Kiddie sport can be perilous – especially for the parents.Dad and sons black and white

I turned 43 this year and I’m proud to say I’m still active enough to sustain a football injury. When I say football, I mean soccer, and I wasn’t actually playing, I was practising a drill designed for five year-olds. You see, I’ve become coach.

The great thing about being a coach is you don’t have to be skilful, smart or fast – in fact, it was my slowness off the mark which secured me the role. When they asked for a volunteer, everyone else took a step back really quickly.

That was not my only problem. My last game of soccer was as a 14 year-old – and I was a goalkeeper, so I had absolutely no idea how to train these young boys and girls. At training, I did the thing where you put out witches hats and make them dribble the ball around them, and then I got them to play a muck-around game before sending them home.
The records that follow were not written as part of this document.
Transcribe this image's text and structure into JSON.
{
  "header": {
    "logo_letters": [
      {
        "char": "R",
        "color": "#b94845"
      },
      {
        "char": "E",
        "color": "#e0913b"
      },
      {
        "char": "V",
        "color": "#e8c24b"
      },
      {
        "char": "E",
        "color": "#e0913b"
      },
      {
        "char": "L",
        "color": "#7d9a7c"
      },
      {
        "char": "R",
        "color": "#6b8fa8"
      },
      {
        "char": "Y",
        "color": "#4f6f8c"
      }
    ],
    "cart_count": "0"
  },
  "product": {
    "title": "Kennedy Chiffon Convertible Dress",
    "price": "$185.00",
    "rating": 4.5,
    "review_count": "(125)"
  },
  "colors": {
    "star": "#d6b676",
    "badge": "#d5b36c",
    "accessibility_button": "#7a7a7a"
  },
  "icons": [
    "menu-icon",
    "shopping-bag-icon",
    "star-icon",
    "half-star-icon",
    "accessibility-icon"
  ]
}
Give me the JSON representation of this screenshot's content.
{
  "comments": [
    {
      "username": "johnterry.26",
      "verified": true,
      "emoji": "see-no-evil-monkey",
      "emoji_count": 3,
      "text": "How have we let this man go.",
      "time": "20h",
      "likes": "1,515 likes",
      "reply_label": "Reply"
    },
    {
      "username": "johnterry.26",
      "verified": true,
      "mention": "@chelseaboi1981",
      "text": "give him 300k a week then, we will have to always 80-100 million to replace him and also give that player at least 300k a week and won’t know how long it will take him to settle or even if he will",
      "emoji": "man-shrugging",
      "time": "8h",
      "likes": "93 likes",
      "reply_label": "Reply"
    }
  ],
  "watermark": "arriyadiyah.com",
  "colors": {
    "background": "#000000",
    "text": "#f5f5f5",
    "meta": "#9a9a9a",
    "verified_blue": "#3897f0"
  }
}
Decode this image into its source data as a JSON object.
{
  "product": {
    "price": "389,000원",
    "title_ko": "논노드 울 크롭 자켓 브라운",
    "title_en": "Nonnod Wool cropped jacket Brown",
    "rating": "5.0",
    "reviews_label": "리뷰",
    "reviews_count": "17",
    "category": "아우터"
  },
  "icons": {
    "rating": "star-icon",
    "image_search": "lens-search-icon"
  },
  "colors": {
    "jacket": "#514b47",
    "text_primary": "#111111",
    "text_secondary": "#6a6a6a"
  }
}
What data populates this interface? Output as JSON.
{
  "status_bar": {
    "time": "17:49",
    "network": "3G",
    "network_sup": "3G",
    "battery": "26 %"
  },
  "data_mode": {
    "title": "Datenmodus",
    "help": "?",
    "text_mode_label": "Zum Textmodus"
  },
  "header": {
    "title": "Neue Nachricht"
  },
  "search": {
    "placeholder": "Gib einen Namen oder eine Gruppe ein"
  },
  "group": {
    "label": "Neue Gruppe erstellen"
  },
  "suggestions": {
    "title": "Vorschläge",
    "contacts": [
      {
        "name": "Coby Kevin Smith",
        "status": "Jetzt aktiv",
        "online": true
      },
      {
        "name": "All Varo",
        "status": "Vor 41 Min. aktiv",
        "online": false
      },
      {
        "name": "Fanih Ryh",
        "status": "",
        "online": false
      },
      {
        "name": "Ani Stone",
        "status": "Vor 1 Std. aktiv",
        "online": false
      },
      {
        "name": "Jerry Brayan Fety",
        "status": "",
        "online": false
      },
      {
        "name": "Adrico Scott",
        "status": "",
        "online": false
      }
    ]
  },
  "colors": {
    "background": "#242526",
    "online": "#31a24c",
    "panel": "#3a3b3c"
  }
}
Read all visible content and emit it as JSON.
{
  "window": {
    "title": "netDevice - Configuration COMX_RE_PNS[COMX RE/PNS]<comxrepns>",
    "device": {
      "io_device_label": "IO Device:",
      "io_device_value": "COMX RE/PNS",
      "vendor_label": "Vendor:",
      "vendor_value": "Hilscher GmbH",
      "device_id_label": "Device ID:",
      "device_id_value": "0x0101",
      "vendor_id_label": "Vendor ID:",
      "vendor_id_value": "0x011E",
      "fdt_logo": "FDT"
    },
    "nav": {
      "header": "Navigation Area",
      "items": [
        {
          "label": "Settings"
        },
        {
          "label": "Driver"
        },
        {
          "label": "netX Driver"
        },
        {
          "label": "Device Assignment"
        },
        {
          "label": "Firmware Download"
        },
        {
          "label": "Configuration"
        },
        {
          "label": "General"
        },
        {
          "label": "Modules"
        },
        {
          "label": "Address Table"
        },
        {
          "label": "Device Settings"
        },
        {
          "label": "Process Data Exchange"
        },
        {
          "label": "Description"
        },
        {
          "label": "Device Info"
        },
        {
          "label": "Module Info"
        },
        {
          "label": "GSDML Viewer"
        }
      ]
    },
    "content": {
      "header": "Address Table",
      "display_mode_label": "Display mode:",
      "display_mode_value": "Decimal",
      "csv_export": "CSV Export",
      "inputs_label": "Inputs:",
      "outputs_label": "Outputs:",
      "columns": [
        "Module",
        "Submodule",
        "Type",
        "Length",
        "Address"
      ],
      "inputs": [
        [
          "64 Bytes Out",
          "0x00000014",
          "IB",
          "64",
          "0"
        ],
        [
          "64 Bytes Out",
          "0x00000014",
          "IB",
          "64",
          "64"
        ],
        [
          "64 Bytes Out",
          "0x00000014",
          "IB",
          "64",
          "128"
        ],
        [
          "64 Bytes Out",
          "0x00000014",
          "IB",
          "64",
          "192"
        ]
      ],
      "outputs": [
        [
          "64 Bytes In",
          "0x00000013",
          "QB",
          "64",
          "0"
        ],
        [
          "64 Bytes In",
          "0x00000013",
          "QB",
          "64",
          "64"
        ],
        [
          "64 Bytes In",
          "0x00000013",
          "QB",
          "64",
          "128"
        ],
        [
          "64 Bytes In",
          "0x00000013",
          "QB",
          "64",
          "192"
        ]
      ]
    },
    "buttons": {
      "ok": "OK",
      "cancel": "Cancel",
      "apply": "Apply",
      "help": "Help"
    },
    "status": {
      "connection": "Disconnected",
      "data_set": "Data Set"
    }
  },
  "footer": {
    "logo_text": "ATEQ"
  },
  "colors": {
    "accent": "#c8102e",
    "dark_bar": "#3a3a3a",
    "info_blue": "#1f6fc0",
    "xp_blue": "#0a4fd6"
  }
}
But after two thumping losses (I know it doesn’t matter whether you win or lose, but the team is yet to score a goal – unless you count own-goals – and we lead the league on those), I took up the kind offer of the soccer association to go to a clinic with other dads and mums to learn how to coach.

The first thing we were told was to never to do drills where the kids have to line up – “You know, like when some coaches get kids to dribble through witches hats. And by the way you shouldn’t use witches hats, they are dangerous if a kid falls on one.”

I have to say in the first couple of drills I was killing it. My overactive imagination quickly fast-forwarded to me playing in a proper team on weekends, enjoying the camaraderie of my fellow players and maybe, just maybe, being head-hunted by a Brisbane Roar talent scout.

It was at that moment I felt a sharp pain in my leg like somebody had stabbed me. I quickly scanned my fellow trainee coaches in case one of them had randomly attacked me. But nobody was within cooee. I crumpled to the turf, fantasy shattered, calf muscle torn.

There was only one thing to do – I said I had to go (an hour earlier than scheduled) and hobbled off to my car at the far end of the field, clutching the red folder of soccer drills firmly under my arm, feeling every day of my 43 years.